Simon Smithson, Maddalena Scimemi, Ana Ábalos (Alison and Peter Smithson) Hexenhaus: A House for a Man and a Cat (2021) is published by Walther König. Copies of the book can be purchased here.
Paul Clarke is Professor of Architectural Design at the Belfast School of Architecture and the Built Environment.
Notes
1. Upper Lawn is a weekend residence built by the Smithsons for themselves between 1959 and 1962. It is sited near Fonthill Abbey in Wiltshire and often referred to as both Folly and Pavilion. The process of its construction and inhabitation is recorded in considerable detail by the Smithsons’ own remarkable photographs and drawings. Journeys to and from it are described in AS IN DS An Eye on the Road byAlison Smithson (first published by Delft University Press, 1983).
The building was faithfully and beautifully restored by Sergison Bates in 2004. For the most comprehensive documentation of the building see: Complex Ordinariness: The Upper Lawn Pavilion by Alison and Peter Smithson by Bruno Krucker (gta Verlag, 2002).
2. The Charged Void: Architecture compiled and authored by Alison and Peter Smithson (Monacelli Press, 2002).
3. Alison + Peter Smithson. The Shift, edited by David Dunster. Architectural Monographs 7. (Academy Editions London, 1982).
4. ‘Grandparent’s Gifts’ by Louisa Hutton, in Architecture is not made with the brain: The Labour of Alison and Peter Smithson (AA Publications, 2005), in association with the symposium held at the AA in November 2003.
5. Upper Lawn. Solar Pavilion – Folly (Barcelona, 1986) by Alison Smithson with Enric Miralles.
6. A House: After Five Years of Living, 1955. This short 11-minute film has music specially composed by Elmer Bernstein and begins with an animated sequence of the construction of the house. It consists principally of individual photographic stills brought into a carefully constructed sequence of filmic montage. A sense of the deep admiration the Eames were held in by the Smithsons is in part documented in Changing the Art of Inhabitation. Alison and Peter Smithson (Artemis, 1994).

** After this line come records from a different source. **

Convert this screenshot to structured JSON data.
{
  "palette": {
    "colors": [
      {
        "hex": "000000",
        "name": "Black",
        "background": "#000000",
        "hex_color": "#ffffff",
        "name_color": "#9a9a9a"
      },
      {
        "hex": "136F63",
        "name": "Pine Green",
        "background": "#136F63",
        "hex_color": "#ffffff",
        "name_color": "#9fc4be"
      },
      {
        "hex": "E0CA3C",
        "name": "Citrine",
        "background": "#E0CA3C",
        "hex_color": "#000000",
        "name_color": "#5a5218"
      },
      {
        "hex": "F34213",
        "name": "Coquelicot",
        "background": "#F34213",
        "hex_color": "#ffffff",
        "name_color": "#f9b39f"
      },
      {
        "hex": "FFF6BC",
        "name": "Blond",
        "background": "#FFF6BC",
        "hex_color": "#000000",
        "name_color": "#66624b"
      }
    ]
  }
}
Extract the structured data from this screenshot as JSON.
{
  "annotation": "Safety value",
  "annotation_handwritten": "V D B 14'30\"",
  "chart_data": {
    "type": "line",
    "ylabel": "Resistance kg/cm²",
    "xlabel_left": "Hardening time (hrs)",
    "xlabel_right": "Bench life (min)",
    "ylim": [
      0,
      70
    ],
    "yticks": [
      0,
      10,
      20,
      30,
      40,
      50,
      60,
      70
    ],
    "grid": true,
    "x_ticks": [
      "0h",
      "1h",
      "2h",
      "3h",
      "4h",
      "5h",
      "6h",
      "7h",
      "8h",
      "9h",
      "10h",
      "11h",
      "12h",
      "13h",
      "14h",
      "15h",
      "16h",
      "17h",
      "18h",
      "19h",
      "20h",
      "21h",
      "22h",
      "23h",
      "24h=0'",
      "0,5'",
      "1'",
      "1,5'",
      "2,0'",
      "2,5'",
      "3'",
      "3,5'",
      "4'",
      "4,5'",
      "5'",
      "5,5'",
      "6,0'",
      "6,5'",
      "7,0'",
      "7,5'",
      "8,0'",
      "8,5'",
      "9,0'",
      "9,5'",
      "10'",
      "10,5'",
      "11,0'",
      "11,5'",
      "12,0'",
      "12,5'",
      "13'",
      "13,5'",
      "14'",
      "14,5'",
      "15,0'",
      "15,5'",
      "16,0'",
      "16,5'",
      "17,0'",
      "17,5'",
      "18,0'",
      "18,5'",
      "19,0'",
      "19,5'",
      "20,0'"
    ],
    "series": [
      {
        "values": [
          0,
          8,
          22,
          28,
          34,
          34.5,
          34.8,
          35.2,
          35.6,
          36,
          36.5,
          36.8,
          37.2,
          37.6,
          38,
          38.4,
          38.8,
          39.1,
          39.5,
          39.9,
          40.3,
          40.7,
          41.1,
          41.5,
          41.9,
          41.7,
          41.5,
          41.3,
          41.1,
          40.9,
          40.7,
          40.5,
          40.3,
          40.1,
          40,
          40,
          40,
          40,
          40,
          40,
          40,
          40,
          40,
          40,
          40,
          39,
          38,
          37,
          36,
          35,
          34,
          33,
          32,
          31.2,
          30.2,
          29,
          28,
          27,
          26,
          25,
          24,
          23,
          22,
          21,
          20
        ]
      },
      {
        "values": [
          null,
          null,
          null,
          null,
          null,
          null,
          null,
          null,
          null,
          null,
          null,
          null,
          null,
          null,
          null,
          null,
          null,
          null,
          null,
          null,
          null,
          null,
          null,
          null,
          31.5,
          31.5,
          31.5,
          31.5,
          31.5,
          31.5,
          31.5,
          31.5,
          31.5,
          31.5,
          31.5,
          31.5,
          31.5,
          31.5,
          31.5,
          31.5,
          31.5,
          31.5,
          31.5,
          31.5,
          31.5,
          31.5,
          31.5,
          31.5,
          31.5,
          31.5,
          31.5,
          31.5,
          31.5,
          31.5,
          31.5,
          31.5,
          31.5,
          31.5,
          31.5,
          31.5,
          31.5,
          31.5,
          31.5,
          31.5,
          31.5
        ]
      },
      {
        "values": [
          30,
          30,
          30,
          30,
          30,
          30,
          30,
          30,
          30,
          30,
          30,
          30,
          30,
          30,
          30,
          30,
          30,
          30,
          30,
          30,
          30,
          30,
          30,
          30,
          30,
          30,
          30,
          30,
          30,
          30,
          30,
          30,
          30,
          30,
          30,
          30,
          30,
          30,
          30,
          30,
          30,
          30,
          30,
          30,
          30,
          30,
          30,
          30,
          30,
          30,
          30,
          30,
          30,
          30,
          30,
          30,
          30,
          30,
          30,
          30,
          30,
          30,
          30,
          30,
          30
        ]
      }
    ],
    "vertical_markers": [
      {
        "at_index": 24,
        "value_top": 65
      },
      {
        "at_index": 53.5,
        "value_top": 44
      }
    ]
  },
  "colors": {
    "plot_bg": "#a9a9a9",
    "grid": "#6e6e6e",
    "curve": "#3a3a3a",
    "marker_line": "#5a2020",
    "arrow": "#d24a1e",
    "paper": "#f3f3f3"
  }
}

7. This lecture was given in Buffalo, 1991 to accompany the reconstruction of the Patio and Pavilion project at the Albright- Knox Art Gallery. It provides a remarkable walk-though and insight to the Smithsons’ earlier projects using the seven aspects of their ‘ecological thinking’ as guiding principles.
8. Patrick Geddes, Scottish biologist, planner and innovative thinker, was, I believe, a considerable influence on the Smithsons. In The Space Between the suggestion is that knowledge of his work, apart from Edinburgh Zoo, was slow to filter through to them, and that it was his diagrams which were an influence on Team 10 thinking. The Smithsons’ comprehensive knowledge of Geddes’ Edinburgh project, which they referred to as an ‘educator’, and the city’s proximity to Newcastle suggest otherwise. Future research on this may reveal more.
9. The story of this remarkable project and working with Peter Smithson is told by Niall Hobhouse in Architecture is not made with the brain: The Labour of Alison and Peter Smithson. (AA Publications, 2005).